Tripping Customers

My father was too fond of the old joke about a farmer and his mule. The punch line of the joke was that the farmer would whack the mule in its forehead with a two-by-four, saying “First you have to get his attention.”

Customers are like that, though I don’t advocate felonious assault as a promotional tactic.

Modern life is complicated to the point that we can only be distracted. Thus, distraction is the first act of promotion. If you cannot pry your prospects’ attention away from their work, smartphones, Facebook and on-demand videos, then you cannot possibly move them toward buying. Long gone are the sad old days of advertising when spokesmodels pointing to refrigerators with a disembodied droning voice pitching platitudes about the appliance.

Customers are mules and have to be coaxed with similar bluntness.

This is not new, though the chain of advertising practice is oddly convoluted and occasionally criminal. When television and magazines ruled American media, some advertisers caught-on to tripping people’s subconscious using subtle and unscrupulous stimuli (a 1974 book titled Subliminal Seduction chronicled many ways in which advertisers used salacious hidden images to connect your base instincts to their products). Later came the comedy-in-advertising revolution lead by an octogenarian hamburger peddler shouting “Where’s the beef?” In very different ways these methods tripped our attention and led us to product affinity.

These are not commonly viable for B2B marketing.

That’s not entirely true. Most means for arresting human attention spans for five seconds can be leveraged even for business sales. Some of the common approaches include:

Keywords/concepts of importance: Despite life getting in the way of consumption, B2B buyers are constantly scanning for things important to their jobs. Selecting current, precise, shared memes for keywords or conceptual connections are valid. Just be sure the keyword and concept actually match what your product delivers – no use starting a sale with a lie.

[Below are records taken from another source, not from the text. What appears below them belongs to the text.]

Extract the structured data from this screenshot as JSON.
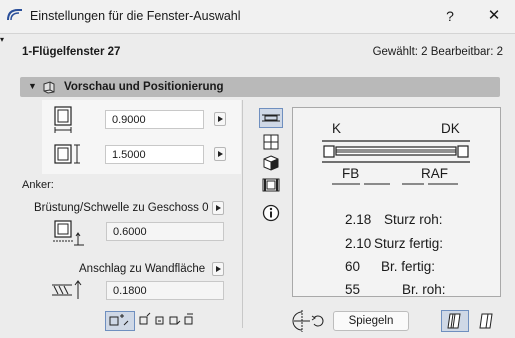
{
  "window": {
    "title": "Einstellungen für die Fenster-Auswahl",
    "help": "?",
    "close": "✕"
  },
  "header": {
    "element_name": "1-Flügelfenster 27",
    "selection_info": "Gewählt: 2 Bearbeitbar: 2"
  },
  "panel": {
    "title": "Vorschau und Positionierung"
  },
  "dimensions": {
    "width_value": "0.9000",
    "height_value": "1.5000"
  },
  "anchor": {
    "label": "Anker:",
    "sill_label": "Brüstung/Schwelle zu Geschoss 0",
    "sill_value": "0.6000",
    "reveal_label": "Anschlag zu Wandfläche",
    "reveal_value": "0.1800"
  },
  "preview": {
    "label_k": "K",
    "label_dk": "DK",
    "label_fb": "FB",
    "label_raf": "RAF",
    "stats": [
      {
        "value": "2.18",
        "label": "Sturz roh:"
      },
      {
        "value": "2.10",
        "label": "Sturz fertig:"
      },
      {
        "value": "60",
        "label": "Br. fertig:"
      },
      {
        "value": "55",
        "label": "Br. roh:"
      }
    ]
  },
  "buttons": {
    "mirror": "Spiegeln"
  },
  "icons": {
    "app": "archicad-icon",
    "panel": "window-3d-icon",
    "view_tabs": [
      "plan-view-icon",
      "elevation-grid-icon",
      "cube-3d-icon",
      "section-view-icon",
      "info-icon"
    ]
  },
  "colors": {
    "accent_selected": "#cfd8e6",
    "panel_header": "#b9b9b9"
  }
}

Jaw droppers: “Step right up and see the Ugandan Snake Woman!” got a lot of people’s attention at the carnival. Lurid posters of a half woman, half snake were statements of the unbelievable and caused even old cynics to drop a buck on the off chance of seeing something unique. Making people gasp is one way to get them to stop and ponder if you have something worth stopping for.

Longing: We all long for the seemingly unobtainable, be it true love or winning lottery tickets. Apple’s dancing silhouettes were a play to the longing in our souls for emotional liberation. Given how noisy our world has become, it might be the next big advertising fad – selling silence.

The marketing lesson is that you have to trip every buyer first. Only after they are on the ground can you tie them up.